Mali's army dismantles Islamist cell in the capital
Mali`s military said on Monday it had arrested three suspected members of a new Islamist militant group who it claims were behind a series of recent armed attacks on security forces in and around the capital Bamako.
Bamako: Mali`s military said on Monday it had arrested three suspected members of a new Islamist militant group who it claims were behind a series of recent armed attacks on security forces in and around the capital Bamako.
The Massina Liberation Front (MLF), led by veteran jihadist Amadou Koufa, has been blamed for a wave of attacks bringing Mali`s three-year-old Islamist conflict from the remote desert north ever closer to its populous south.
"Three terrorists, all belonging to Amadou Koufa`s group, were arrested by the special forces in the night from Saturday to Sunday," said Modibo Naman Traore of the army`s public relations office.

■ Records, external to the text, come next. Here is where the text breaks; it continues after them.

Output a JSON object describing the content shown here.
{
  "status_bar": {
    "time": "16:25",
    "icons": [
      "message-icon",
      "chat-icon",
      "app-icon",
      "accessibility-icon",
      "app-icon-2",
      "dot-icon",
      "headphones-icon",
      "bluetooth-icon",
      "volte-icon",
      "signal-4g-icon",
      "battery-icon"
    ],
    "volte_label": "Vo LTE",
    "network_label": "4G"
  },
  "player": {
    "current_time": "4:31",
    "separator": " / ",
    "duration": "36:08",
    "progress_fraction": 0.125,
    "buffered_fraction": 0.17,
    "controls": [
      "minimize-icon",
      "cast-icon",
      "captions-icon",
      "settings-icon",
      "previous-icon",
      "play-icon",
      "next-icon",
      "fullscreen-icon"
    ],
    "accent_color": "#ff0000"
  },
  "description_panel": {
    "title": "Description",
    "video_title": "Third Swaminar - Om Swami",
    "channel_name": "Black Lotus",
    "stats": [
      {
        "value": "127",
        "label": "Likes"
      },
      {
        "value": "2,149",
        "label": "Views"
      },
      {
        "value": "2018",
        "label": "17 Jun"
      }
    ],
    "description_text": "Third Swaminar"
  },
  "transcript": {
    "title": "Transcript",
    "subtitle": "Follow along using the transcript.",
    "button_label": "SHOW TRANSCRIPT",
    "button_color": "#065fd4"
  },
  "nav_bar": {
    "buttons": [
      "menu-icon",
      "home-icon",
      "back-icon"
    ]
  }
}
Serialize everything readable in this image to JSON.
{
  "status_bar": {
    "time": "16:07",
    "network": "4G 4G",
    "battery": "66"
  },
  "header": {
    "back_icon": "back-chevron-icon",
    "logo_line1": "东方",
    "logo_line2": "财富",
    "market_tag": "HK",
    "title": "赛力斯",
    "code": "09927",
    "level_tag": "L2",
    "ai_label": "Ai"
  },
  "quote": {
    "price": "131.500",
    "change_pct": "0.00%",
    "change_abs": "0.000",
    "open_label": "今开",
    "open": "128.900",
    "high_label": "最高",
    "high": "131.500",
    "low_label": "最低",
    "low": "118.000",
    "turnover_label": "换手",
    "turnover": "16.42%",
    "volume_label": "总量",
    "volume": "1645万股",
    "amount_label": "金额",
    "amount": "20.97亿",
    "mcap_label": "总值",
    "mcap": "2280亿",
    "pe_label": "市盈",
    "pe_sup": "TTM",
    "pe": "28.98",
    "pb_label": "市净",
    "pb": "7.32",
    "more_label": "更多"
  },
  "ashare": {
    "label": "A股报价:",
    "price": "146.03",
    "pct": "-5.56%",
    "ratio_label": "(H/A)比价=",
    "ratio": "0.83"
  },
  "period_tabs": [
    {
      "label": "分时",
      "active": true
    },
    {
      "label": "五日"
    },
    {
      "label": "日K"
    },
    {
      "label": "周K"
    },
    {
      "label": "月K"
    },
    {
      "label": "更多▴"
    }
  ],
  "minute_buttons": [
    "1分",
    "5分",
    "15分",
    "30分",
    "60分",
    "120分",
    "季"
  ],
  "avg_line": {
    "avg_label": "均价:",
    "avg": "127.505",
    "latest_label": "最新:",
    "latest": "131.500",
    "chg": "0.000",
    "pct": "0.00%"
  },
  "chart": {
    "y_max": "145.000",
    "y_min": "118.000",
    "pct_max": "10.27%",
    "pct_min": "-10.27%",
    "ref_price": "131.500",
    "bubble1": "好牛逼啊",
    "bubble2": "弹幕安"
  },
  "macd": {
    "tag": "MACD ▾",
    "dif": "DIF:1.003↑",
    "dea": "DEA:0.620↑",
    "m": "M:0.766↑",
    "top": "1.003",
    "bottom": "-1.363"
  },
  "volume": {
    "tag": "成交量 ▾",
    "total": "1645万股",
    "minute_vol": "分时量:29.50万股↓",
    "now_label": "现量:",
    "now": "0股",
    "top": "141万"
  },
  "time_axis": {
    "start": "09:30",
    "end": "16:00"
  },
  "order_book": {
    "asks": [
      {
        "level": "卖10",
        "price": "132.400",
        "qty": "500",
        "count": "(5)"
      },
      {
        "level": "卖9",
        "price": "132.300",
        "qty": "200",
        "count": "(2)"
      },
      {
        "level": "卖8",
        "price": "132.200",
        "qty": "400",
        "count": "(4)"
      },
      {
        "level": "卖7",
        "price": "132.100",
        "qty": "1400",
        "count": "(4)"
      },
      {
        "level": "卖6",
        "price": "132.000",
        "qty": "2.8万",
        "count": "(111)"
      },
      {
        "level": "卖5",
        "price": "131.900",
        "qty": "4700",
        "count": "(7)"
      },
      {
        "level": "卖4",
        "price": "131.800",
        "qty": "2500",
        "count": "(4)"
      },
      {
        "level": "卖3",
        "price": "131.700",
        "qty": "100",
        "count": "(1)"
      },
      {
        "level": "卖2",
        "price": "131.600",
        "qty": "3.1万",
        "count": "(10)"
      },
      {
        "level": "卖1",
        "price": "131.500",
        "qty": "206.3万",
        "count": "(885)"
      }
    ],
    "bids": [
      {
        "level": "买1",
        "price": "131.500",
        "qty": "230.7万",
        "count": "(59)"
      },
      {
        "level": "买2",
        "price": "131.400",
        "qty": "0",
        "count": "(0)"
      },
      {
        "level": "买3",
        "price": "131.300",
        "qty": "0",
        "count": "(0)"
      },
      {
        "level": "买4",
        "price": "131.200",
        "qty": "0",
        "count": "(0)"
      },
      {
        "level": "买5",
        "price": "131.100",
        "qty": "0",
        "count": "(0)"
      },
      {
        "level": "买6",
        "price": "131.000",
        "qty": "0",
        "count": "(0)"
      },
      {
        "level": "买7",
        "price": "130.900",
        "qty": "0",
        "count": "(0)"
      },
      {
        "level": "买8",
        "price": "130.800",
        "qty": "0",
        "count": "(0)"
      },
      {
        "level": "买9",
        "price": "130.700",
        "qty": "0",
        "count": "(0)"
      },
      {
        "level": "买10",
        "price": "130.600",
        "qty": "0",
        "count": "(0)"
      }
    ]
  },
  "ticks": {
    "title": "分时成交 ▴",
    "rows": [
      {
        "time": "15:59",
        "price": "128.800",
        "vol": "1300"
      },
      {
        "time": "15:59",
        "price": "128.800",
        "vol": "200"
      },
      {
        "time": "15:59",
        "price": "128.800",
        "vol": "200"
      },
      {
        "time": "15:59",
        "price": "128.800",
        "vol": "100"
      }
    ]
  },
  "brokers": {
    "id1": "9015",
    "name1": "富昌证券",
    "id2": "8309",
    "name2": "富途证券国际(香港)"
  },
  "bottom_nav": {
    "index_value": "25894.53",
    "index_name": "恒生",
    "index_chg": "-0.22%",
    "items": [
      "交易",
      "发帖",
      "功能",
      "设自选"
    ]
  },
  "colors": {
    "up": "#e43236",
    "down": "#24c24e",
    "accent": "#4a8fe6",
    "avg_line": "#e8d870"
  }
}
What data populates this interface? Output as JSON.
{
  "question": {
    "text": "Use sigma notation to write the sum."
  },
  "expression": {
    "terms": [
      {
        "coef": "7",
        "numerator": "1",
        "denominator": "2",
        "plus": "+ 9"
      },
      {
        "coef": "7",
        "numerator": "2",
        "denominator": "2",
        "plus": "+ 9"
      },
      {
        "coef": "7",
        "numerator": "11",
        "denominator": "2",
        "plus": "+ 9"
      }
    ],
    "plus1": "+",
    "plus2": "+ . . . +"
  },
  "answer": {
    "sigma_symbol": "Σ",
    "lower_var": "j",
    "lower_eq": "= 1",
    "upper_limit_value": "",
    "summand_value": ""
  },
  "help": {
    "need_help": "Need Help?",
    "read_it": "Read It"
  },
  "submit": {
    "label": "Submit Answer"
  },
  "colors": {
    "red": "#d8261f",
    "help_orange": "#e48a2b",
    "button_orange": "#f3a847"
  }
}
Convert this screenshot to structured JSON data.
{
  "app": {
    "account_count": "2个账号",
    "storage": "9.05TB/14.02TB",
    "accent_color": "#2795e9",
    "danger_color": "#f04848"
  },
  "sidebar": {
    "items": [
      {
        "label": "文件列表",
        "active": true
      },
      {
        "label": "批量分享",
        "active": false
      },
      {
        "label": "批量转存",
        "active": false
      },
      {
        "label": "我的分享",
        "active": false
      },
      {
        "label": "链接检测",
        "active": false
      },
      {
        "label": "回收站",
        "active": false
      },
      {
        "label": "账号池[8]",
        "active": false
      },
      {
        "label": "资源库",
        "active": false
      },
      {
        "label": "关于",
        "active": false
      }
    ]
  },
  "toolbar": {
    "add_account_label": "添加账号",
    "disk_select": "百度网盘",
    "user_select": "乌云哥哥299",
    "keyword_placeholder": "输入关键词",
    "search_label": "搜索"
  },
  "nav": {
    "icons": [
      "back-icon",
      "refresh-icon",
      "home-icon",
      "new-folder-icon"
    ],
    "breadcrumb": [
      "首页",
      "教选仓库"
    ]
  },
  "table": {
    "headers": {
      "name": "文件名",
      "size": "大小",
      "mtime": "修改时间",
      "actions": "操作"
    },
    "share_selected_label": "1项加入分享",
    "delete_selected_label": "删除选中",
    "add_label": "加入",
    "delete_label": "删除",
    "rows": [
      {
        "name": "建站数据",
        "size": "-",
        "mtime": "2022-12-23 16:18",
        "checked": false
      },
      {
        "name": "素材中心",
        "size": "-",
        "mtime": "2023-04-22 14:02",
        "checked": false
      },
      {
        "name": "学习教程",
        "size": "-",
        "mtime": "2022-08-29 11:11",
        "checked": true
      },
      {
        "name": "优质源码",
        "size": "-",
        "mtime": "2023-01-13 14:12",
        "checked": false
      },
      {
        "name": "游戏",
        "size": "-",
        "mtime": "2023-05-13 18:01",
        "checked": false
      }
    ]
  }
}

An army statement identified the men as Hassan Dicko, described as Koufa`s number two, and Ali Sangare, a taxi driver.
Ayouba Sangare, an Ivorian, was responsible for the cell`s logistics and authorities discovered large quantities of weapons, ammunition and grenades during a search of his house, according to the statement.
The army said the cell was behind attacks on the lodgings of personnel from Mali`s U.N. peacekeeping mission, MINUSMA, and a police post in Bamako, as well as a gendarme base in Baguineda just outside the capital.
Islamist fighters, some with links to al Qaeda, seized the northern two-thirds of Mali in 2012. A French-led military intervention scattered them the following year, but remnants of the insurgency continue to carry out attacks.
The MLF recruits mainly among central Mali`s marginalised Fulani ethnic minority. Security experts fear that the rise of a jihadist group among the Fulani, whose 20 million members are spread across West and Central Africa, could regionalise the violence.